OSError: [Errno 30] Read-only file system: '/root'

# Conclusion

Through this three-part series, we've explored different approaches to systematically improving RAG systems through fine-tuning.

1. We first explored how to bootstrap a synthetic data from scratch iteratively, leveraging manual annotation and prompting to iteratively improve our model.
2. We then looked at why you might want to consider looking at crossencoders first when data is scarce and why a managed provider like Cohere might be a better starting point than training a model from scratch.
3. Lastly, we explored how fine-tuning an open source embedding model with the `sentence-transformers` library was an easy way to get started but required significantly more low level configuration and hyperparameter tuning.


The results from our fine-tuning are telling. 
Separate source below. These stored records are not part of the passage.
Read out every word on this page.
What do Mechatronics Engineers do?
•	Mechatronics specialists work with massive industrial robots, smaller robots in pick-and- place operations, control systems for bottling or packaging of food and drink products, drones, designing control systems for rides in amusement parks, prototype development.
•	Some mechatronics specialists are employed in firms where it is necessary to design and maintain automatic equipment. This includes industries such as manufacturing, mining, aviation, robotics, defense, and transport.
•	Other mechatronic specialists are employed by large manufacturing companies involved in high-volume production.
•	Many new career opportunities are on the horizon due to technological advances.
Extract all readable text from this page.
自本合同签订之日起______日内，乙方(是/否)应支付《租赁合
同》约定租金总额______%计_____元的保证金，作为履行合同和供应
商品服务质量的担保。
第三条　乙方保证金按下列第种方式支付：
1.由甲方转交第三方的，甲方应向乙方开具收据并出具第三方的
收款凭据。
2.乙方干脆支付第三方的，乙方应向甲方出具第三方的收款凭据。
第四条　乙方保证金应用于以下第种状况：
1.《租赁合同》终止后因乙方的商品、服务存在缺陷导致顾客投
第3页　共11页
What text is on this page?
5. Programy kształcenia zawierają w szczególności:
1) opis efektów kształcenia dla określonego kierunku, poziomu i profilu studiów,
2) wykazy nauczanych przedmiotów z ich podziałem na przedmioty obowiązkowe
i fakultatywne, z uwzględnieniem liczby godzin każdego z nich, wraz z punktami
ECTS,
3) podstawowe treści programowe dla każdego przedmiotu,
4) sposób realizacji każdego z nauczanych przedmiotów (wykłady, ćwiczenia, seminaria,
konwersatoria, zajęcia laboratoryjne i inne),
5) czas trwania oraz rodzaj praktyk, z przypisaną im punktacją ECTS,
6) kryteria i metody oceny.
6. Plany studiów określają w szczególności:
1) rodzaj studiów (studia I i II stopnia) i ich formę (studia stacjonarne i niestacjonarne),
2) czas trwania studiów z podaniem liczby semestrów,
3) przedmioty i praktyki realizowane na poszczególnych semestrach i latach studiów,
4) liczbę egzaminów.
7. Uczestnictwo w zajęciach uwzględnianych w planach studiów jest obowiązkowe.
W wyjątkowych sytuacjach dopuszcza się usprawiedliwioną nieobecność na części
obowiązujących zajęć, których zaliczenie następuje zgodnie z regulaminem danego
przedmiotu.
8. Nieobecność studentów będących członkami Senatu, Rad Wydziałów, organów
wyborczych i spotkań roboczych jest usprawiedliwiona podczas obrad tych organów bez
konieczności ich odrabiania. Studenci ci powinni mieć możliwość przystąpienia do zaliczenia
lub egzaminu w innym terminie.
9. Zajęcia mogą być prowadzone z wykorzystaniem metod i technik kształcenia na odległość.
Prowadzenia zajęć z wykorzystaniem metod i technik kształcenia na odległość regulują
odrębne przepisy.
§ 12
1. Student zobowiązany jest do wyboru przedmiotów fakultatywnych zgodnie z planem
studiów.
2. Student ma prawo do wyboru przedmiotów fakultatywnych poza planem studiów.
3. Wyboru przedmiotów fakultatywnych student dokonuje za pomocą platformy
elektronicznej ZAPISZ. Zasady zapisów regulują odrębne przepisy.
| Metric | Base Model | Fine-tuned Model | Improvement |
|-----------|------------|------------------|-------------|
| MRR@1 | 0.36 | 0.56 | +19.70% |
| MRR@3 | 0.49 | 0.69 | +20.45% |
| MRR@5 | 0.51 | 0.71 | +19.17% |
| Recall@1 | 0.36 | 0.56 | +19.70% |
| Recall@3 | 0.68 | 0.86 | +18.18% |
| Recall@5 | 0.79 | 0.91 | +12.12% |

While managed solutions like Cohere offer faster time-to-production and simplified deployment, open-source models provide greater control and customization potential. The choice between these approaches should be guided by your specific requirements, resources, and the level of performance improvement needed for your use case.